A Polícia Federal (PF) concluiu a investigação referente à primeira fase da Operação Compliance Zero, que deu origem ao chamado caso Master, envolvendo suspeitas de fraudes no sistema bancário e financeiro.
Segundo informações do SBT News, o relatório final já foi concluído e passa por uma etapa de revisão antes de ser encaminhado ao Supremo Tribunal Federal (STF).
A expectativa é de que o controlador do Banco Master, Daniel Vorcaro, o ex-presidente do Banco de Brasília (BRB) Paulo Henrique Costa e o empresário Nelson Tanure sejam indiciados pela primeira vez no âmbito da investigação.
O indiciamento é o ato formal pelo qual a autoridade policial aponta a existência de indícios suficientes de autoria e materialidade relacionados à prática de um crime.
Operação começou em novembro de 2025
A primeira fase da Operação Compliance Zero foi deflagrada em 17 de novembro de 2025. Na ocasião, Daniel Vorcaro foi preso no Aeroporto Internacional de Guarulhos, na Grande São Paulo, quando tentava embarcar com destino a Dubai, nos Emirados Árabes Unidos.
Desde então, a investigação avançou para dez fases e passou a apurar uma série de suspeitas, entre elas emissão de títulos de crédito falsos, gestão fraudulenta, manipulação de mercado, uso irregular de fundos de investimento, corrupção, organização criminosa e lavagem de dinheiro.
As apurações também envolvem suspeitas de invasão de sistemas informatizados e descumprimento de práticas de governança.
Autoridades também são investigadas
Ao longo das investigações, a PF também passou a apurar possíveis envolvimentos de autoridades públicas.
Entre os nomes citados estão os senadores Ciro Nogueira (PP-PI) e Jaques Wagner (PT-BA), além do ex-governador do Rio de Janeiro Cláudio Castro (PL).
A menção aos nomes no âmbito da investigação não significa, por si só, que tenham sido responsabilizados criminalmente.
Vorcaro permanece preso
Daniel Vorcaro está preso preventivamente em regime fechado desde 4 de março de 2026. A prisão foi determinada pelo ministro André Mendonça, relator do caso no STF, após solicitação da Polícia Federal.
Segundo a justificativa apresentada no pedido, o investigado teria ameaçado testemunhas.

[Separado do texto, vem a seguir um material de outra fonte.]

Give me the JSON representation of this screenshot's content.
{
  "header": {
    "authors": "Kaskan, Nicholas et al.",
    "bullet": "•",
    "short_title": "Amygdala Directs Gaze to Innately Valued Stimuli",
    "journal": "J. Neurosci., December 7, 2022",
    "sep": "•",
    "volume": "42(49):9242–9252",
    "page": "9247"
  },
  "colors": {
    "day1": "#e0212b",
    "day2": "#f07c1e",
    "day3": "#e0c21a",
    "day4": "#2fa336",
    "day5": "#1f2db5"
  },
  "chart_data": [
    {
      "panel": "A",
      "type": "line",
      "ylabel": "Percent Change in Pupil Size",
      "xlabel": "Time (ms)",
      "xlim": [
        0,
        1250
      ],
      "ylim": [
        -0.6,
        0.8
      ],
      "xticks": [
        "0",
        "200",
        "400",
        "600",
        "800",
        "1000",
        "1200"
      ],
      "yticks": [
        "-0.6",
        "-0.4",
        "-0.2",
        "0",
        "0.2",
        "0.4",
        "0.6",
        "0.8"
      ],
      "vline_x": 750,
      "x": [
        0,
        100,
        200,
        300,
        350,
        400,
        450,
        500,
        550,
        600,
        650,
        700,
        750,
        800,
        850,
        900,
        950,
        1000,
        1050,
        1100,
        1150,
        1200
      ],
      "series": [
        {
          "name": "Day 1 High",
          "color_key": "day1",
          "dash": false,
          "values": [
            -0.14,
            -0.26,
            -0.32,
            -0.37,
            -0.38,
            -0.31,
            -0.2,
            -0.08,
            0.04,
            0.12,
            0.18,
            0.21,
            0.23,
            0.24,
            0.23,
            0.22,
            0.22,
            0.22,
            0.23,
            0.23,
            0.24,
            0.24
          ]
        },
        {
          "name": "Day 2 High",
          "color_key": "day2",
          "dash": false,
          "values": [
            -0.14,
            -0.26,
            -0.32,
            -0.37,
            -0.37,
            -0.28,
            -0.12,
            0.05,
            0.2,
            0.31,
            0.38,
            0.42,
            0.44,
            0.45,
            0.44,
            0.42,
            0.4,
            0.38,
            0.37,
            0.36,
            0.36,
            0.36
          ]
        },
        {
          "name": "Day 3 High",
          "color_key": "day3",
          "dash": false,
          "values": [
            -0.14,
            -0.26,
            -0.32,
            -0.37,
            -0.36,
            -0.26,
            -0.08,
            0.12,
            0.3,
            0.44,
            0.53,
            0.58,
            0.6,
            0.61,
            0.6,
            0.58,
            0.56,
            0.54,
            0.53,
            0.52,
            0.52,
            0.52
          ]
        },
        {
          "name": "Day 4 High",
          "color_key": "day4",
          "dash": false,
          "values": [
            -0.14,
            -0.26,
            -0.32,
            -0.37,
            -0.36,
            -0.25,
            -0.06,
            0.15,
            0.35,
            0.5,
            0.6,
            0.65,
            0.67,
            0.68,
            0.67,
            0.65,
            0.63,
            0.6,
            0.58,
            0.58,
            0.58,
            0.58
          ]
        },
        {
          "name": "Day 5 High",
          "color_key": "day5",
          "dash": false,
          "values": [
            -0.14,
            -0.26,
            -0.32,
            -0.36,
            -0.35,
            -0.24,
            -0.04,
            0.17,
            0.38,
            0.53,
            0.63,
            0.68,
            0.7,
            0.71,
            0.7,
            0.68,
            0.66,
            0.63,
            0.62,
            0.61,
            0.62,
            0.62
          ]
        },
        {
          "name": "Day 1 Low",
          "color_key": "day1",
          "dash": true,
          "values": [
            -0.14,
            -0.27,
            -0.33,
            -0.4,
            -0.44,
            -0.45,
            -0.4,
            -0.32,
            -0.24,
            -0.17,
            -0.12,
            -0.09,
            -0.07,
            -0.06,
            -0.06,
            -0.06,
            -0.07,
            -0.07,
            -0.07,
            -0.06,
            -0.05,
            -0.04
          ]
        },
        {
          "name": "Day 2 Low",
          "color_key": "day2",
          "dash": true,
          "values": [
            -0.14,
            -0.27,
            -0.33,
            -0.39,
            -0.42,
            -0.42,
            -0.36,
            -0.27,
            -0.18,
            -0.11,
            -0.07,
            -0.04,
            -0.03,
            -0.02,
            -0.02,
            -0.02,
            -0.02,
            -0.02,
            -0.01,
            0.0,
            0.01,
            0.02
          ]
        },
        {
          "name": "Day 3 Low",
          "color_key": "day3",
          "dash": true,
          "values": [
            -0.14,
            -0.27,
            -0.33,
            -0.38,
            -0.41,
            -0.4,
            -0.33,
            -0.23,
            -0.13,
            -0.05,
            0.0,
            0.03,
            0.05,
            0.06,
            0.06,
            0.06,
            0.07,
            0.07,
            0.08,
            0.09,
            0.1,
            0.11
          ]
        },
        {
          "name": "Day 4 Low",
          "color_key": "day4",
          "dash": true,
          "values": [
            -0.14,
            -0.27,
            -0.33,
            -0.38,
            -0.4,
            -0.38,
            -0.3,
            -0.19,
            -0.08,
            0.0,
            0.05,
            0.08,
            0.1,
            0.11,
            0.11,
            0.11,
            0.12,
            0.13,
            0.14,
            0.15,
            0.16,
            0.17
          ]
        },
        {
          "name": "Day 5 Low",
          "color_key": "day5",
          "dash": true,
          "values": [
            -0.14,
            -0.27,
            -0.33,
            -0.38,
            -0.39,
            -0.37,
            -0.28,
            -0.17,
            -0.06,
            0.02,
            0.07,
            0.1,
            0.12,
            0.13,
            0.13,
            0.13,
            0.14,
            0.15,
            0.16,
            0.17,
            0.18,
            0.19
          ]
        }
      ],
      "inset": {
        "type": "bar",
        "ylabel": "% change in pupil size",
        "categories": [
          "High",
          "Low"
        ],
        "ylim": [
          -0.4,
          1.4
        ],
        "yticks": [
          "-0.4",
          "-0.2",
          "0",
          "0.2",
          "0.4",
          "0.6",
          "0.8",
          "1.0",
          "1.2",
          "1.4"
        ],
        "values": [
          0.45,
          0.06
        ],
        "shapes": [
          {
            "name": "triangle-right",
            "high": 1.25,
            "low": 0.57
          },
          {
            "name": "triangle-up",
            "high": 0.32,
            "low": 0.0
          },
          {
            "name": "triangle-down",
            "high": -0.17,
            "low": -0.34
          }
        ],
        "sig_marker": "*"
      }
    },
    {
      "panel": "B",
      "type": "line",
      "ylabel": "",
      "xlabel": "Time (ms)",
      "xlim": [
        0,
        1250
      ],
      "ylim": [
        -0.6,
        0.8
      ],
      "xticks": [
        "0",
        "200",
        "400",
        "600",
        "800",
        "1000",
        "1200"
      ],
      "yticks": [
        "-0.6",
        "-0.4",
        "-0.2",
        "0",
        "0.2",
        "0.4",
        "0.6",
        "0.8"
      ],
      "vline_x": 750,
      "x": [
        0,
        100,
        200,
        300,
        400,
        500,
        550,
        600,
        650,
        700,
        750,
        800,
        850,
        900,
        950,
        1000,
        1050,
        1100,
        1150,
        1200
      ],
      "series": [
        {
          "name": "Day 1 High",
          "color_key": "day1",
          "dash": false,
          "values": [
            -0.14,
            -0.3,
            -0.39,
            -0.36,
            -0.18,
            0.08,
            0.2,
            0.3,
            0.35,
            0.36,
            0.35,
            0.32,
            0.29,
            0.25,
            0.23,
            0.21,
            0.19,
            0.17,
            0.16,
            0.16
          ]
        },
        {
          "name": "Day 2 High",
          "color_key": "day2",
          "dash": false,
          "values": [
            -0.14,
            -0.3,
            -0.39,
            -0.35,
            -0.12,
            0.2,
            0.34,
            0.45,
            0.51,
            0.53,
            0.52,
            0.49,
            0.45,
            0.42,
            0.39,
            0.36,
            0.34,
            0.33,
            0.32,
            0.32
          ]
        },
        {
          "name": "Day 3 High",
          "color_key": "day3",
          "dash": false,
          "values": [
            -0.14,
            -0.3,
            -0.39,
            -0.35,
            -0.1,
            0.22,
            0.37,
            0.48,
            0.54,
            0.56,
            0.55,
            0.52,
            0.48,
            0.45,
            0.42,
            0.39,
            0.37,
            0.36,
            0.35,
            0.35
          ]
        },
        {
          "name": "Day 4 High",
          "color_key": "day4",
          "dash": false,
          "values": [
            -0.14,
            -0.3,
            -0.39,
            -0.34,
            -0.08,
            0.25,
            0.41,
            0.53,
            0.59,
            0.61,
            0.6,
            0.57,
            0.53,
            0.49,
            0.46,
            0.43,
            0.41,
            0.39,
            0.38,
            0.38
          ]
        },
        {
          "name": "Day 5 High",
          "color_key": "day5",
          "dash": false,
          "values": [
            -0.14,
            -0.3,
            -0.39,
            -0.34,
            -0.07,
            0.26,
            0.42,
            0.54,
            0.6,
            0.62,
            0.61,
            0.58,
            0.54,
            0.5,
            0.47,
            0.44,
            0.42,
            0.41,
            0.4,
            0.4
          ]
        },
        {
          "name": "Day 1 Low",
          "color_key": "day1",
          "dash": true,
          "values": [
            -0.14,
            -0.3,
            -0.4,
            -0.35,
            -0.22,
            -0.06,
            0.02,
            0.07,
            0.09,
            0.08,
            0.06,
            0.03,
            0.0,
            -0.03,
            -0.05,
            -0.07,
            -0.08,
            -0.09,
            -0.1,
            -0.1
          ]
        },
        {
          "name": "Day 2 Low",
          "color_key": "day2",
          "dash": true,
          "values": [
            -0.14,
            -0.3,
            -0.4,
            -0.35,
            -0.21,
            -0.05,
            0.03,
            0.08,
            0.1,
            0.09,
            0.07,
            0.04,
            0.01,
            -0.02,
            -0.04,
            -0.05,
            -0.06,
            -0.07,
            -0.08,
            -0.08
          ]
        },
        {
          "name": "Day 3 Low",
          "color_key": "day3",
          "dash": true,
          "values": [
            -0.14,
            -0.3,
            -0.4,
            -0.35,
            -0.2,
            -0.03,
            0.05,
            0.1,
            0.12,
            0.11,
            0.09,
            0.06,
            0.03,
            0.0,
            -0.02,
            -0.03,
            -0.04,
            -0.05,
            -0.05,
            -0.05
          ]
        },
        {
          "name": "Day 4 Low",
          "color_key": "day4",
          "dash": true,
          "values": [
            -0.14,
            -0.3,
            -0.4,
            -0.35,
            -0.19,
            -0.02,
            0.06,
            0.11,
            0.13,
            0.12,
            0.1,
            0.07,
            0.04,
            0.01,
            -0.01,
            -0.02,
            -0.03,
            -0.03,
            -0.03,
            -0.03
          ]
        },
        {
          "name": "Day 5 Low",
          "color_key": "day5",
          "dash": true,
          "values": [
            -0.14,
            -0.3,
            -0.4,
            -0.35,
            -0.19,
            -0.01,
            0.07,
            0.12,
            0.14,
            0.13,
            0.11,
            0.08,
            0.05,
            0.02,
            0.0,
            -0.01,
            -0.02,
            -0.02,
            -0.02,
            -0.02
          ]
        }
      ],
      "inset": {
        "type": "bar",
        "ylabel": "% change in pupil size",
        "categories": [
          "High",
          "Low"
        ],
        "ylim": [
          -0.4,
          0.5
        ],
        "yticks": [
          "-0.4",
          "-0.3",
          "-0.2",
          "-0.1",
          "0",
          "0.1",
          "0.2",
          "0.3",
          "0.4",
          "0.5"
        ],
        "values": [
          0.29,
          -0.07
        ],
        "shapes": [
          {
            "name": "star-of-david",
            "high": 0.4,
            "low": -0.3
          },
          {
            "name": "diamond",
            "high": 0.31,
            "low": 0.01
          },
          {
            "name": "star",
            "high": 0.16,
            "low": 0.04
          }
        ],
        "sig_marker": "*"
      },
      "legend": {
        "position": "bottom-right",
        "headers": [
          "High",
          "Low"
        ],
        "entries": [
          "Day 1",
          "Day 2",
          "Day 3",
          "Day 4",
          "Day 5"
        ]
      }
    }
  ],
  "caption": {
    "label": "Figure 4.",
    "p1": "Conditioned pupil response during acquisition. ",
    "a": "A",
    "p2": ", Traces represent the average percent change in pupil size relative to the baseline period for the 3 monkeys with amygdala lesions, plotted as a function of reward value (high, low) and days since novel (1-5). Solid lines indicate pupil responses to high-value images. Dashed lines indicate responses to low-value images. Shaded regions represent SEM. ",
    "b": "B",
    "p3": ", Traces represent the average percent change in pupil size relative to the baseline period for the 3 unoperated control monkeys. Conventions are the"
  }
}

O ex-banqueiro também teve duas tentativas de acordo de colaboração premiada rejeitadas. Recentemente, Vorcaro mudou sua equipe de defesa e poderá retomar as negociações para uma eventual colaboração com as autoridades.
O relatório da primeira fase da operação deverá ser encaminhado ao STF após a conclusão da revisão pela Polícia Federal.